We acknowledge that the present study has some limitations. First, we did not screen patients for allodynia, and we cannot exclude that this might have influenced our neurophysiological results. Another potential weakness of the study is that we did not record patients after drug withdrawal or analyze patients with MOH and other primary headaches. As a result, we cannot completely rule out the possibility that our findings may be influenced not only by medication-induced effects, but also by the pathophysiological factors related to the underlying primary headache. However, the fact that, in our previous study with the same paradigm (13), we observed a different behaviour in CM patients without medication overuse is against this and supports a primarily medication-induced effect. To gain further clarity on this matter, future studies should focus on analyzing MOH patients both before and after withdrawal from medication.
Finally, our relatively small sample size precluded a subanalysis of patients according to the type of overused medication.
Conclusions
In conclusion, we show that central neuronal circuits are highly sensitized in CM-MOH patients, at the thalamocortical and, even more so, at the cortical level. The observed changes can be explained by dysfunctional central pain control mechanisms, hyper-sensitivity (due to sensitization) and hyper-responsiveness (due to deficient habituation) probably linked to the chronic administration of acute migraine drugs. To shed light on the unique aspects of MOH-CM and gain a clearer understanding of its characteristics and differences compared to episodic and CM without history of medication overuse, it would be highly interesting to design a study that directly compares these three groups and/or follows the patient’s progression from episodic to chronic migraine.

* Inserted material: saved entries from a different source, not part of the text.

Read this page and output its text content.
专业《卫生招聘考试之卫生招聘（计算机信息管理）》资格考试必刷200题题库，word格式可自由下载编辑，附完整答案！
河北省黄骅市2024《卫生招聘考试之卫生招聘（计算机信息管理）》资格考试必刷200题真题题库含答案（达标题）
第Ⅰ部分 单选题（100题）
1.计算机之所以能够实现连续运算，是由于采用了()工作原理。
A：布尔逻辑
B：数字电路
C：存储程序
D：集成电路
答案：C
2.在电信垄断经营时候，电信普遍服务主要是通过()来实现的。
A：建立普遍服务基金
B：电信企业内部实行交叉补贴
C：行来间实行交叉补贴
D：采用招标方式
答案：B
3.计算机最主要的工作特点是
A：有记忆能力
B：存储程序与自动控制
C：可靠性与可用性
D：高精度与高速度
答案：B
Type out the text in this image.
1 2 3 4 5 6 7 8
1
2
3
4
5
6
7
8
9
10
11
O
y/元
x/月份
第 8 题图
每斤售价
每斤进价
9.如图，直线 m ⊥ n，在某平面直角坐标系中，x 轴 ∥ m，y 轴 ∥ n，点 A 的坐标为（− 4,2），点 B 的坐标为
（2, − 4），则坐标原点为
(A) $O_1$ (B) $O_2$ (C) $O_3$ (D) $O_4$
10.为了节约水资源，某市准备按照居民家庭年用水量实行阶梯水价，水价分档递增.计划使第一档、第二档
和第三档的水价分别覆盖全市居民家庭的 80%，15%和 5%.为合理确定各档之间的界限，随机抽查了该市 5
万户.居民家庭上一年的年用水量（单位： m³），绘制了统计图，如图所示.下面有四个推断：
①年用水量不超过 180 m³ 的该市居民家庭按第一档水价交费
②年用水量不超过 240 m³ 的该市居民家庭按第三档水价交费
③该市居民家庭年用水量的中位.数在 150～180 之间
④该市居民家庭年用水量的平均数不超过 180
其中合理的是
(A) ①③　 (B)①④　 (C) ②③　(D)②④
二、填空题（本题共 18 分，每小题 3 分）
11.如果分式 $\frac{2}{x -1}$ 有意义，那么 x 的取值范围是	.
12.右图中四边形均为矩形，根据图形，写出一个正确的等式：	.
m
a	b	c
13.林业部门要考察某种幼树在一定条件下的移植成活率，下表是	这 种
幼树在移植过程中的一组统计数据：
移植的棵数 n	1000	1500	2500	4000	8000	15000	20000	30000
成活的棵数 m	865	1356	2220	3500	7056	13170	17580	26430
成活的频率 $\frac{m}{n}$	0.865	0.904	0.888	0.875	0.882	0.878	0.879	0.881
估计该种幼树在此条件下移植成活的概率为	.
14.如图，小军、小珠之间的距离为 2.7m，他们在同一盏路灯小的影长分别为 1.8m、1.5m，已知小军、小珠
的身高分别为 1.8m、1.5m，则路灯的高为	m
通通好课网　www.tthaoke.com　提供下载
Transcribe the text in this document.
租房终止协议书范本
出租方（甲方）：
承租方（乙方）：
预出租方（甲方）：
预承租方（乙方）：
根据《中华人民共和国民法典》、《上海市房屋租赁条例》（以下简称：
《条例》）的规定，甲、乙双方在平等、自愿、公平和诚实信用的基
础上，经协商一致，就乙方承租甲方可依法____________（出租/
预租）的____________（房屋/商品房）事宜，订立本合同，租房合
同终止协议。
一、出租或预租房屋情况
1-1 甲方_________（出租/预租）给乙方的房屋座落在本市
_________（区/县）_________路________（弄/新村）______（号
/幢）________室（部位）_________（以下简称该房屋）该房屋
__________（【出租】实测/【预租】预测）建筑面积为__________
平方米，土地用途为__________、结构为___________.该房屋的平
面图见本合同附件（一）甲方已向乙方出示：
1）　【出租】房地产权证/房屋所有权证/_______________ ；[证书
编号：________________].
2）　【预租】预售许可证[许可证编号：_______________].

Finally, comparative recordings in other primary headaches, such as tension-type headaches, and in other brain disorders where the level of consciousness is diminished, such as areas of supportive and palliative care, would be useful to verify the specificity and sensitivity of these electrophysiological techniques.
Clinical implications
The levels of thalamocortical activation and lateral cortical inhibition are increased in patients with medication overuse headache. These results suggest that subcortico-cortical circuits are highly sensitized in medication overusers.
Footnotes
Acknowledgements
The contribution of the G. B. Bietti Foundation to this paper was supported by the Italian Ministry of Health and Fondazione Roma.
Declaration of conflicting interests
The authors declare that there are no potential conflicts of interest with respect to the research, authorship and/or publication of this article.
Ethical statement
The study was approved by the local ethics committee and conducted in adherence with the Declaration of Helsinki. All volunteers gave their written informed consent to participate in the study.